— Есть ли у нас выбор? Почему нужно выбирать между двумя? Разве это можно? Верно, что эти два "места", эти два опыта места, эти два пути безусловно являются совершенно гетерогенными. Одно исключает другое, одно превосходит другое, одно обходится без другого, одно совершенно без другого. Но есть то, что сводит одно к другому — это такой странный предлог "без", это странное без-вместе или вместе-без (without). Логика этого соединения или разъединения (конъюнкции-дизъюнкции) одновременно позволяет и запрещает некоего рода образцовость. Каждая вещь, каждое сущее, Вы, я, другой, каждый X, каждое имя и каждое имя Бога может стать образцом другого заменяемого X. Процесс абсолютной формализации. Любой другой есть любой другой. Имя Бога в одном языке, фразе, молитве становится образцом имени или имен Бога, а потом имен вообще. Нужно выбрать лучший из образцов (это непременно абсолютное благо, agathon, которое находит свое существование: epekeina tes ousias), но он — лучший в качестве образца: как то, что он есть и не есть, как то, чем он является и представляет, замещает, делает образцом. И это "нужно" (лучшее) также является образцом для всех "нужно": имеющихся и возможных.
— "Нужно" означает не только "необходимо", но этимологически, во французском языке, еще и "не достает", "не хватает". Недостаток или провал всегда рядом.
— Если эта образцовость предписывает, она одновременно соединяет и разъединяет, она отделяет лучшее как индифферентное, как лучшее, так и индифферентное. С одной стороны, на одном пути — вечность глубокая и глубинная, фундаментальная, но в целом доступная для мессианства, телео-эсхатологического рассказа, определенного опыта или исторического откровения (или откровения истории). С другой стороны, на другом пути — вневременность бездны, не имеющей ни поверхности, ни дна; абсолютная невозмутимость (ни жизнь, ни смерть), дающая место всему, чем она не является. Фактически: две бездны.
— Но обе бездны, о которых говорит Силезиус, являются двумя образцами первой, глубокой, той, что Вы определили вначале, хотя на самом деле в ней нет ничего" первого". Силезиус пишет:
Ein Abgrund rufft dem andem.
Der Abgrund meines Geists rufft jmme mit Gescherey
Den Abgrund GOttes an: Sag welcher tieffer sey?
Бездна взвывает к бездне.
Бездна моего духа вопиет
Бездне Бога: скажи, какая из них глубже?
— Именно эта своеобразная образцовость одновременно укореняет и искореняет идиому. Каждая идиома (например, греческая онто-теологическая или христианское откровение) может свидетельствовать о себе самой и о том, чем она не является (пока или никогда), причем, значение этого свидетельства (мученичества) не определяется полностью внутренним содержанием идиомы (христианского мученичества, например). Тут, в этом свидетельстве, предоставленном не самому себе, а другому, формируется горизонт переводимости, а следовательно, — дружбы, универсального сообщества, европейской децентрации, по ту сторону значений philia, милосердия и всего того, что с ними связывается, и даже по ту сторону европейской интерпретации имени Европы.

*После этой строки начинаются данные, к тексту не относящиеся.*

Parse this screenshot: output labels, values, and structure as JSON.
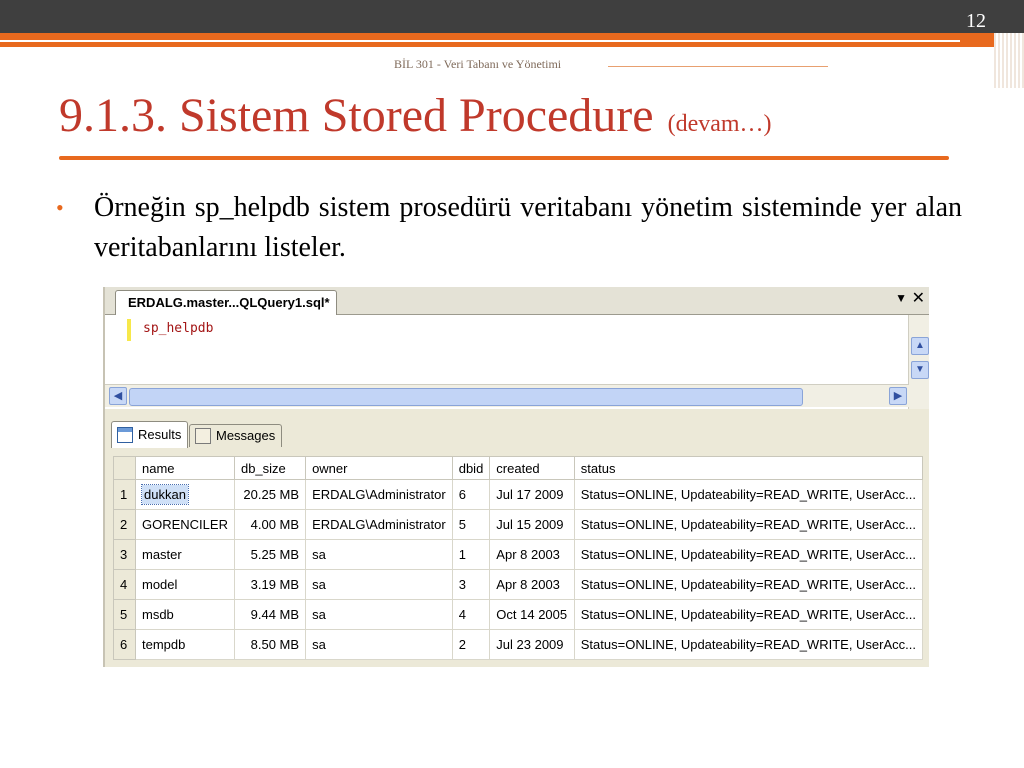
{
  "slide": {
    "page_number": "12",
    "course": "BİL 301 - Veri Tabanı ve Yönetimi",
    "title": "9.1.3. Sistem Stored Procedure",
    "title_suffix": "(devam…)",
    "bullet": "Örneğin sp_helpdb sistem prosedürü veritabanı yönetim sisteminde yer alan veritabanlarını listeler."
  },
  "colors": {
    "accent": "#e8691e",
    "title": "#c0392b",
    "topbar": "#3f3f3f"
  },
  "ssms": {
    "tab_title": "ERDALG.master...QLQuery1.sql*",
    "tab_dropdown_icon": "chevron-down-icon",
    "tab_close_icon": "close-icon",
    "code": "sp_helpdb",
    "result_tabs": [
      {
        "label": "Results",
        "icon": "grid-icon"
      },
      {
        "label": "Messages",
        "icon": "messages-icon"
      }
    ],
    "columns": [
      "name",
      "db_size",
      "owner",
      "dbid",
      "created",
      "status"
    ],
    "rows": [
      {
        "num": "1",
        "name": "dukkan",
        "db_size": "20.25 MB",
        "owner": "ERDALG\\Administrator",
        "dbid": "6",
        "created": "Jul 17 2009",
        "status": "Status=ONLINE, Updateability=READ_WRITE, UserAcc..."
      },
      {
        "num": "2",
        "name": "GORENCILER",
        "db_size": "4.00 MB",
        "owner": "ERDALG\\Administrator",
        "dbid": "5",
        "created": "Jul 15 2009",
        "status": "Status=ONLINE, Updateability=READ_WRITE, UserAcc..."
      },
      {
        "num": "3",
        "name": "master",
        "db_size": "5.25 MB",
        "owner": "sa",
        "dbid": "1",
        "created": "Apr  8 2003",
        "status": "Status=ONLINE, Updateability=READ_WRITE, UserAcc..."
      },
      {
        "num": "4",
        "name": "model",
        "db_size": "3.19 MB",
        "owner": "sa",
        "dbid": "3",
        "created": "Apr  8 2003",
        "status": "Status=ONLINE, Updateability=READ_WRITE, UserAcc..."
      },
      {
        "num": "5",
        "name": "msdb",
        "db_size": "9.44 MB",
        "owner": "sa",
        "dbid": "4",
        "created": "Oct 14 2005",
        "status": "Status=ONLINE, Updateability=READ_WRITE, UserAcc..."
      },
      {
        "num": "6",
        "name": "tempdb",
        "db_size": "8.50 MB",
        "owner": "sa",
        "dbid": "2",
        "created": "Jul 23 2009",
        "status": "Status=ONLINE, Updateability=READ_WRITE, UserAcc..."
      }
    ]
  }
}
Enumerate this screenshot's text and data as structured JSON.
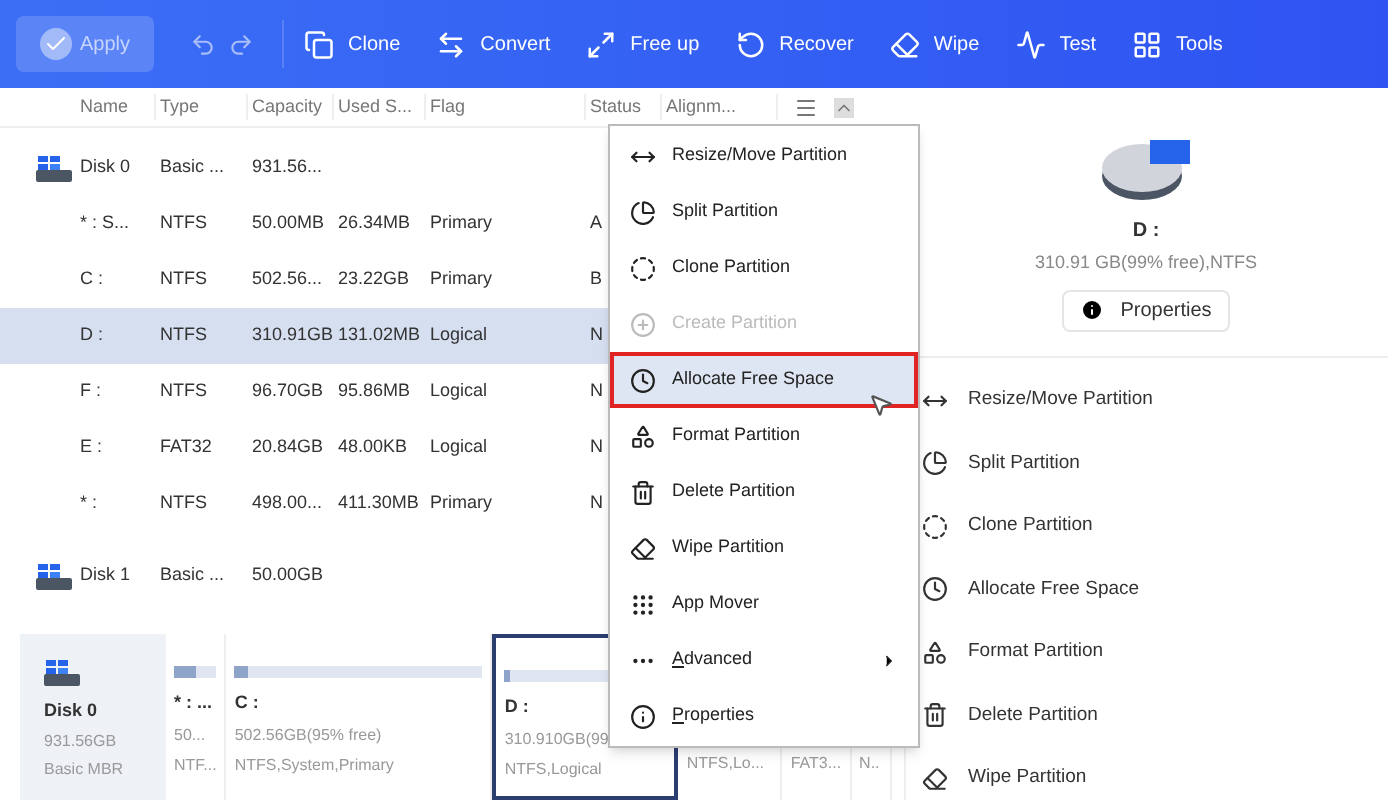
{
  "toolbar": {
    "apply": {
      "label": "Apply",
      "disabled": true
    },
    "buttons": [
      {
        "label": "Clone"
      },
      {
        "label": "Convert"
      },
      {
        "label": "Free up"
      },
      {
        "label": "Recover"
      },
      {
        "label": "Wipe"
      },
      {
        "label": "Test"
      },
      {
        "label": "Tools"
      }
    ]
  },
  "table": {
    "columns": [
      "Name",
      "Type",
      "Capacity",
      "Used S...",
      "Flag",
      "Status",
      "Alignm..."
    ],
    "rows": [
      {
        "kind": "disk",
        "selected": false,
        "cells": [
          "Disk 0",
          "Basic ...",
          "931.56..."
        ]
      },
      {
        "kind": "partition",
        "selected": false,
        "cells": [
          "* : S...",
          "NTFS",
          "50.00MB",
          "26.34MB",
          "Primary",
          "A"
        ]
      },
      {
        "kind": "partition",
        "selected": false,
        "cells": [
          "C :",
          "NTFS",
          "502.56...",
          "23.22GB",
          "Primary",
          "B"
        ]
      },
      {
        "kind": "partition",
        "selected": true,
        "cells": [
          "D :",
          "NTFS",
          "310.91GB",
          "131.02MB",
          "Logical",
          "N"
        ]
      },
      {
        "kind": "partition",
        "selected": false,
        "cells": [
          "F :",
          "NTFS",
          "96.70GB",
          "95.86MB",
          "Logical",
          "N"
        ]
      },
      {
        "kind": "partition",
        "selected": false,
        "cells": [
          "E :",
          "FAT32",
          "20.84GB",
          "48.00KB",
          "Logical",
          "N"
        ]
      },
      {
        "kind": "partition",
        "selected": false,
        "cells": [
          "* :",
          "NTFS",
          "498.00...",
          "411.30MB",
          "Primary",
          "N"
        ]
      },
      {
        "kind": "disk",
        "selected": false,
        "cells": [
          "Disk 1",
          "Basic ...",
          "50.00GB"
        ]
      }
    ]
  },
  "context_menu": [
    {
      "label": "Resize/Move Partition",
      "kind": "item",
      "disabled": false,
      "selected": false
    },
    {
      "label": "Split Partition",
      "kind": "item",
      "disabled": false,
      "selected": false
    },
    {
      "label": "Clone Partition",
      "kind": "item",
      "disabled": false,
      "selected": false
    },
    {
      "label": "Create Partition",
      "kind": "item",
      "disabled": true,
      "selected": false
    },
    {
      "label": "Allocate Free Space",
      "kind": "item",
      "disabled": false,
      "selected": true
    },
    {
      "label": "Format Partition",
      "kind": "item",
      "disabled": false,
      "selected": false
    },
    {
      "label": "Delete Partition",
      "kind": "item",
      "disabled": false,
      "selected": false
    },
    {
      "label": "Wipe Partition",
      "kind": "item",
      "disabled": false,
      "selected": false
    },
    {
      "label": "App Mover",
      "kind": "item",
      "disabled": false,
      "selected": false
    },
    {
      "label": "Advanced",
      "kind": "submenu",
      "mnemonic": true,
      "disabled": false,
      "selected": false
    },
    {
      "label": "Properties",
      "kind": "item",
      "mnemonic": true,
      "disabled": false,
      "selected": false
    }
  ],
  "details": {
    "name": "D :",
    "info": "310.91 GB(99% free),NTFS",
    "button": "Properties",
    "actions": [
      {
        "label": "Resize/Move Partition"
      },
      {
        "label": "Split Partition"
      },
      {
        "label": "Clone Partition"
      },
      {
        "label": "Allocate Free Space"
      },
      {
        "label": "Format Partition"
      },
      {
        "label": "Delete Partition"
      },
      {
        "label": "Wipe Partition"
      }
    ]
  },
  "disk_map": {
    "disk": {
      "name": "Disk 0",
      "size": "931.56GB",
      "type": "Basic MBR"
    },
    "partitions": [
      {
        "name": "* : ...",
        "size": "50...",
        "info": "NTF...",
        "level": 0.5,
        "selected": false
      },
      {
        "name": "C :",
        "size": "502.56GB(95% free)",
        "info": "NTFS,System,Primary",
        "level": 0.05,
        "selected": false
      },
      {
        "name": "D :",
        "size": "310.910GB(99",
        "info": "NTFS,Logical",
        "level": 0.01,
        "selected": true
      },
      {
        "info": "NTFS,Lo...",
        "selected": false
      },
      {
        "info": "FAT3...",
        "selected": false
      },
      {
        "info": "N..",
        "selected": false
      }
    ]
  }
}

— Вы намекаете, что именно при этом условии можно организовывать международные и межкультурные коллоквиумы по "негативной теологии" (теперь я поставлю это словосочетание в кавычки).
— Скажем так. Нужно осмыслить историчность и вне-историчность возможности этого проекта. Могли ли бы Вы представить себе такой коллоквиум всего лишь век тому назад? Но то, что выглядит возможным, становится тем самым бесконечно проблематичным. Этот двойной парадокс похож на двойную апорию: одновременное отрицание и новое утверждение греческой онто-теологии и греческой метафизики, искоренение и распространение христианства в Европе и вне Европы, в тот самый момент, когда — как нам говорит определенная статистика — призвание к нему, кажется, ослабевает.
— Я думаю о том, что происходит в самой Европе, где папа взывает к конституции или к восстановлению Европы единой в христианстве, которое могло бы стать ее сущностью и предназначением. Во время своих путешествий он старается показать, что победа над тоталитаризмом в странах Восточной Европы достигнута благодаря и во имя христианства. А во время над называемой войны в Персидском заливе, объединенные западные демократии часто произносили христианские речи, говоря о международном праве. Было бы слишком говорить теперь, что это не предмет коллоквиума.
— С одной стороны, это отрицание, подобно новому утверждению, как бы запирает на два оборота логоцентрический тупик европейского приручения (Индия, с этой точки зрения, не является чем-то совершенно отличным от Европы). Но с другой стороны, это также то, что происходя на открытом краю этой внутренности или этой глубины, оставляет проход, оставляет существовать другое.